At trial, there was testimony that licensing agreements normally provide for royalties where any feature of the manufactured product is covered by the licensor’s patent. That, however, was not enough; Metamorfyx’s prospects of victory were doomed when Kalin ruled that testimony of the plaintiffs’ expert on damages would be circumscribed.
No witness from Microsoft had laid a foundation by identifying the data as having been derived from a business record, the judge noted, concluding that it was inadmissible hearsay.
The expert could testify, Kalin declared, but not as to any calculations based on data provided by Microsoft. His core calculation was, however, based on $1 times the number of 2006-2009 sales which Microsoft reported.
“The trial court prejudicially erred, because an expert may base an opinion on reliable hearsay, and we discern no basis for finding the Microsoft sales data was unreliable….

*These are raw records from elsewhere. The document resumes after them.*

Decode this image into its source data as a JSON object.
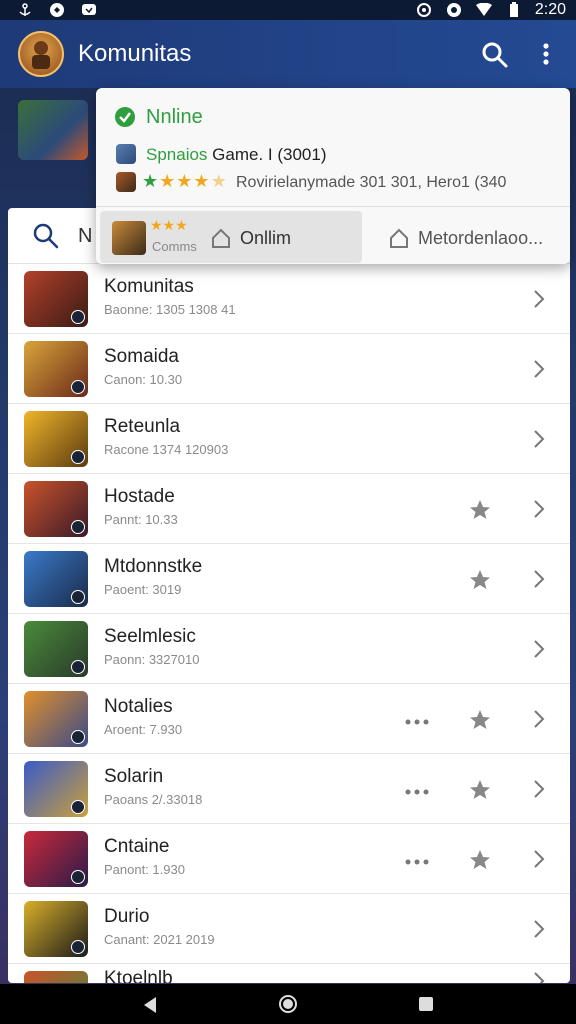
{
  "status_bar": {
    "time": "2:20"
  },
  "app_bar": {
    "title": "Komunitas"
  },
  "search": {
    "placeholder_text": "N"
  },
  "popup": {
    "status": "Nnline",
    "line1_accent": "Spnaios",
    "line1_rest": "Game. I (3001)",
    "line2": "Rovirielanymade 301 301, Hero1 (340",
    "tab_a_sub": "Comms",
    "tab_a_label": "Onllim",
    "tab_b_label": "Metordenlaoo..."
  },
  "list": [
    {
      "name": "Komunitas",
      "subtitle": "Baonne: 1305 1308 41",
      "star": false,
      "dots": false
    },
    {
      "name": "Somaida",
      "subtitle": "Canon: 10.30",
      "star": false,
      "dots": false
    },
    {
      "name": "Reteunla",
      "subtitle": "Racone 1374 120903",
      "star": false,
      "dots": false
    },
    {
      "name": "Hostade",
      "subtitle": "Pannt: 10.33",
      "star": true,
      "dots": false
    },
    {
      "name": "Mtdonnstke",
      "subtitle": "Paoent: 3019",
      "star": true,
      "dots": false
    },
    {
      "name": "Seelmlesic",
      "subtitle": "Paonn: 3327010",
      "star": false,
      "dots": false
    },
    {
      "name": "Notalies",
      "subtitle": "Aroent: 7.930",
      "star": true,
      "dots": true
    },
    {
      "name": "Solarin",
      "subtitle": "Paoans 2/.33018",
      "star": true,
      "dots": true
    },
    {
      "name": "Cntaine",
      "subtitle": "Panont: 1.930",
      "star": true,
      "dots": true
    },
    {
      "name": "Durio",
      "subtitle": "Canant: 2021 2019",
      "star": false,
      "dots": false
    },
    {
      "name": "Ktoelnlb",
      "subtitle": "",
      "star": false,
      "dots": false
    }
  ],
  "colors": {
    "accent_green": "#2f9e3f",
    "app_bar": "#1e3a78",
    "star_gold": "#f2a81d"
  }
}
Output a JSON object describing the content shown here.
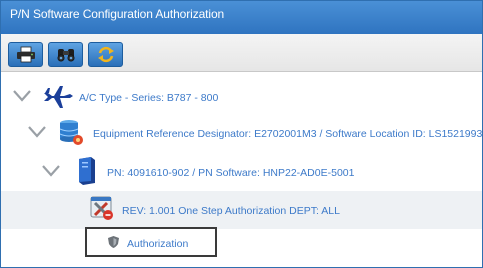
{
  "window": {
    "title": "P/N Software Configuration Authorization"
  },
  "toolbar": {
    "buttons": [
      {
        "icon": "printer-icon"
      },
      {
        "icon": "binoculars-icon"
      },
      {
        "icon": "refresh-icon"
      }
    ]
  },
  "tree": {
    "nodes": [
      {
        "label": "A/C Type - Series: B787 - 800",
        "icon": "airplane-icon"
      },
      {
        "label": "Equipment Reference Designator: E2702001M3 / Software Location ID: LS1521993",
        "icon": "database-icon"
      },
      {
        "label": "PN: 4091610-902 / PN Software: HNP22-AD0E-5001",
        "icon": "device-icon"
      },
      {
        "label": "REV: 1.001 One Step Authorization DEPT: ALL",
        "icon": "tools-icon"
      }
    ],
    "authorization": {
      "label": "Authorization",
      "icon": "shield-icon"
    }
  },
  "colors": {
    "title_bar": "#3a80c9",
    "link_text": "#3d7ac9",
    "selected_row": "#eef1f4"
  }
}
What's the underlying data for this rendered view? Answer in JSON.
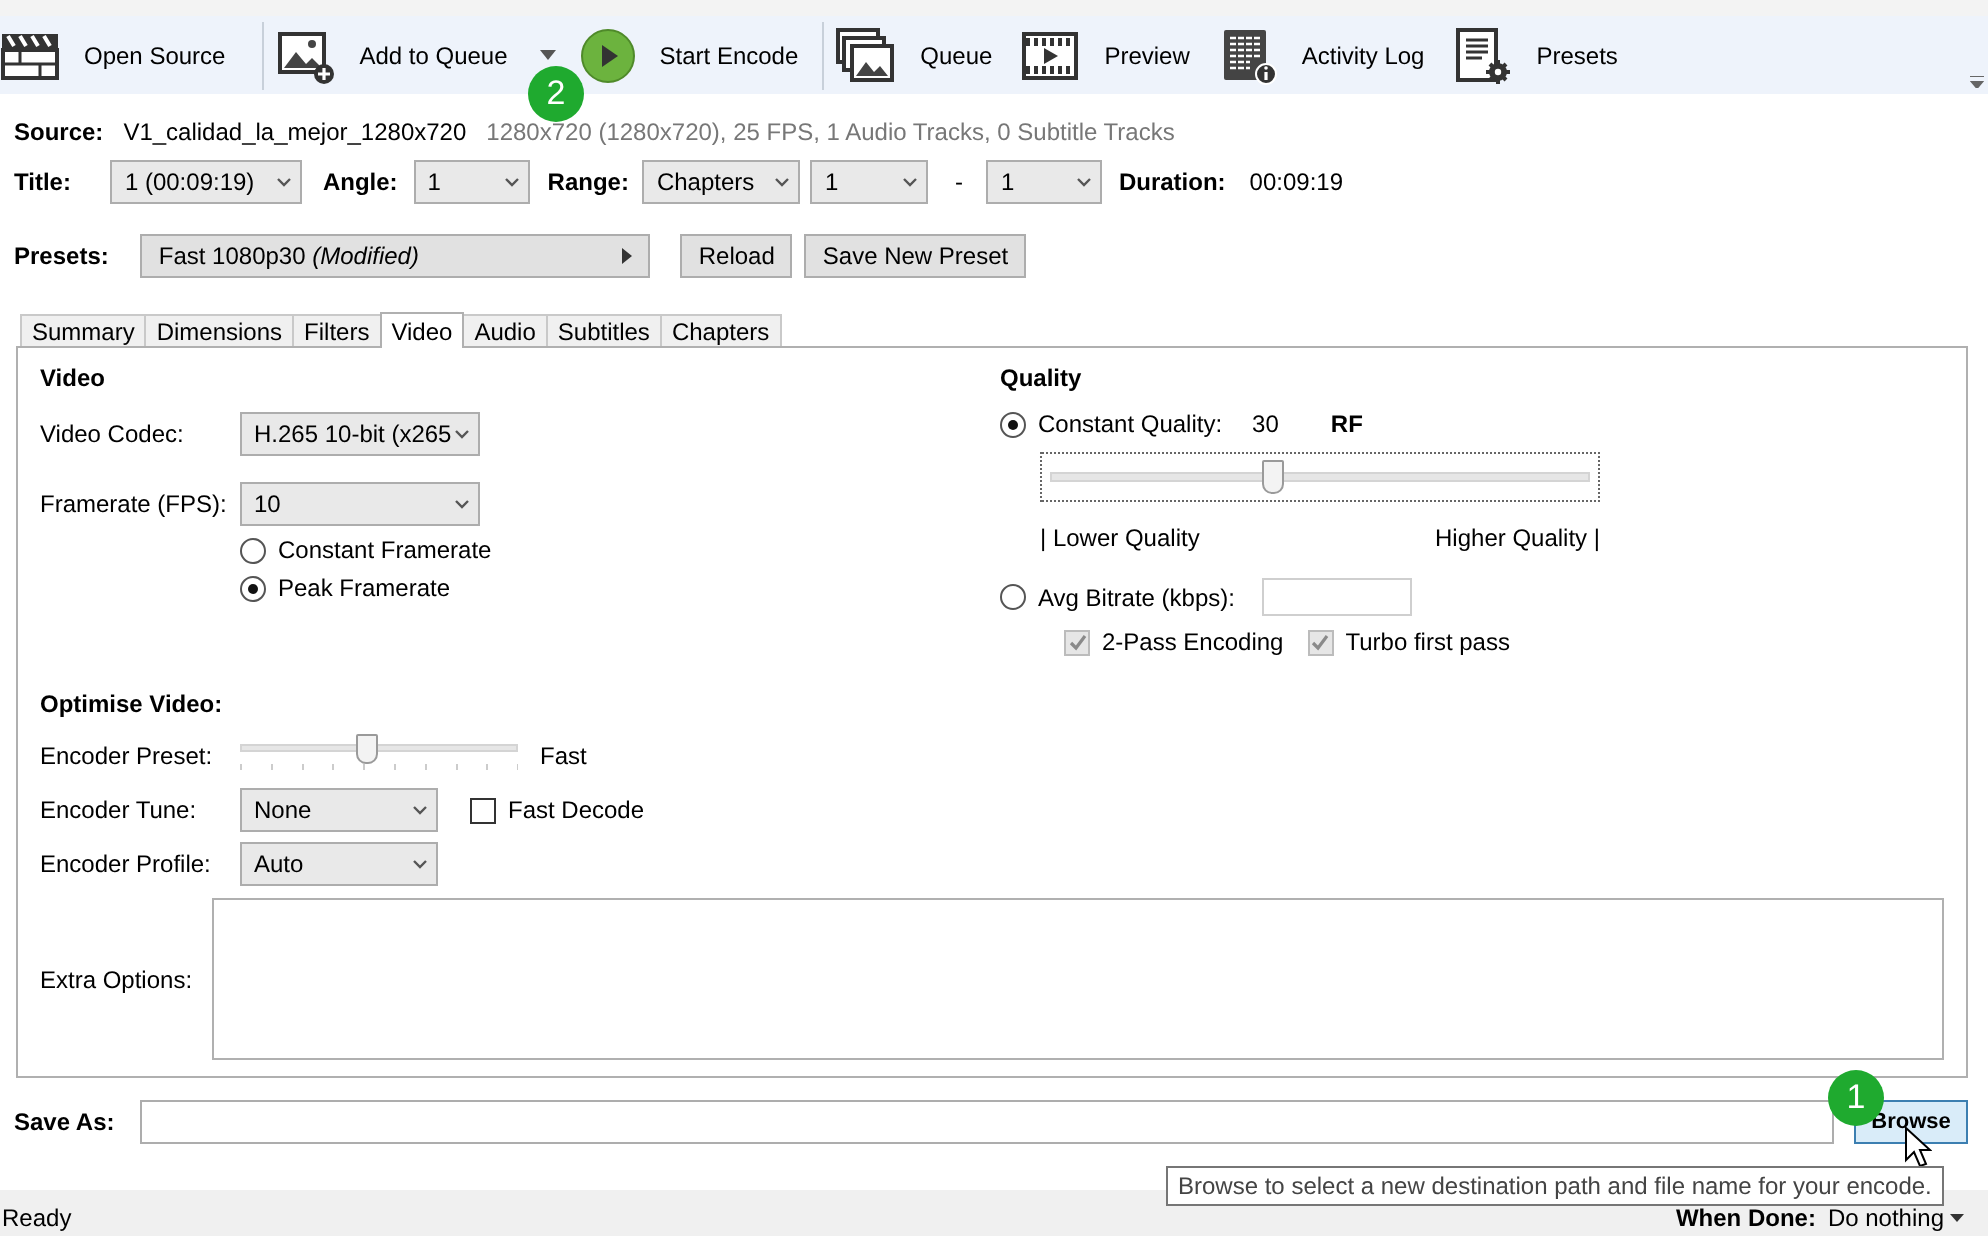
{
  "toolbar": {
    "items": [
      {
        "kind": "button",
        "label": "Open Source"
      },
      {
        "kind": "dropdown",
        "label": "Add to Queue"
      },
      {
        "kind": "button",
        "label": "Start Encode"
      },
      {
        "kind": "button",
        "label": "Queue"
      },
      {
        "kind": "button",
        "label": "Preview"
      },
      {
        "kind": "button",
        "label": "Activity Log"
      },
      {
        "kind": "button",
        "label": "Presets"
      }
    ]
  },
  "source": {
    "label": "Source:",
    "name": "V1_calidad_la_mejor_1280x720",
    "info": "1280x720 (1280x720), 25 FPS, 1 Audio Tracks, 0 Subtitle Tracks"
  },
  "title_row": {
    "title_label": "Title:",
    "title_value": "1 (00:09:19)",
    "angle_label": "Angle:",
    "angle_value": "1",
    "range_label": "Range:",
    "range_value": "Chapters",
    "range_start": "1",
    "range_separator": "-",
    "range_end": "1",
    "duration_label": "Duration:",
    "duration_value": "00:09:19"
  },
  "presets": {
    "label": "Presets:",
    "value": "Fast 1080p30  *(Modified)*",
    "buttons": [
      "Reload",
      "Save New Preset"
    ]
  },
  "tabs": [
    {
      "label": "Summary",
      "selected": false
    },
    {
      "label": "Dimensions",
      "selected": false
    },
    {
      "label": "Filters",
      "selected": false
    },
    {
      "label": "Video",
      "selected": true
    },
    {
      "label": "Audio",
      "selected": false
    },
    {
      "label": "Subtitles",
      "selected": false
    },
    {
      "label": "Chapters",
      "selected": false
    }
  ],
  "video": {
    "heading": "Video",
    "codec_label": "Video Codec:",
    "codec_value": "H.265 10-bit (x265",
    "framerate_label": "Framerate (FPS):",
    "framerate_value": "10",
    "framerate_modes": [
      {
        "label": "Constant Framerate",
        "selected": false
      },
      {
        "label": "Peak Framerate",
        "selected": true
      }
    ]
  },
  "quality": {
    "heading": "Quality",
    "modes": [
      {
        "label": "Constant Quality:",
        "selected": true
      },
      {
        "label": "Avg Bitrate (kbps):",
        "selected": false
      }
    ],
    "rf_value": "30",
    "rf_unit": "RF",
    "level": 0.41,
    "low_label": "| Lower Quality",
    "high_label": "Higher Quality |",
    "options": [
      {
        "label": "2-Pass Encoding",
        "checked": true,
        "disabled": true
      },
      {
        "label": "Turbo first pass",
        "checked": true,
        "disabled": true
      }
    ]
  },
  "optimise": {
    "heading": "Optimise Video:",
    "preset_label": "Encoder Preset:",
    "level": 0.45,
    "preset_value": "Fast",
    "tune_label": "Encoder Tune:",
    "tune_value": "None",
    "fast_decode": {
      "label": "Fast Decode",
      "checked": false
    },
    "profile_label": "Encoder Profile:",
    "profile_value": "Auto",
    "extra_label": "Extra Options:"
  },
  "save_as": {
    "label": "Save As:",
    "button": "Browse"
  },
  "status_bar": {
    "status": "Ready",
    "when_done_label": "When Done:",
    "when_done_value": "Do nothing"
  },
  "tooltip": {
    "text": "Browse to select a new destination path and file name for your encode."
  },
  "step_markers": [
    {
      "label": "2"
    },
    {
      "label": "1"
    }
  ]
}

“It was undisputed that Microsoft’s outside counsel produced the sales data to plaintiffs’ counsel…for use in the arbitration between Metamorfyx and Microsoft. Plaintiffs provided defense counsel and the court with a copy of an email stream between Microsoft’s counsel and plaintiffs’ counsel, along with hundreds of pages of data marked ‘confidential’ bearing Microsoft Bates numbers. We have examined this evidence and can detect no reason to find it is unreliable. Moreover, defendants have never claimed the email or the sales data are not authentic.”
The opinion upholds Kalin’s grant of a nonsuit as to Granadino and Camacho because they had vested all of their rights to the patents in Metamorfyx, and had no independent standing.
Justice Madeleine Flier concurred. Acting Presiding Justice Laurence D. Rubin wrote: “I concur with the judgment,” and did not proceed to explain his unwillingness to sign Grimes’ opinion.
The case is Metamorfyx, LLC v. Vanek, Vickers & Masini, B252798.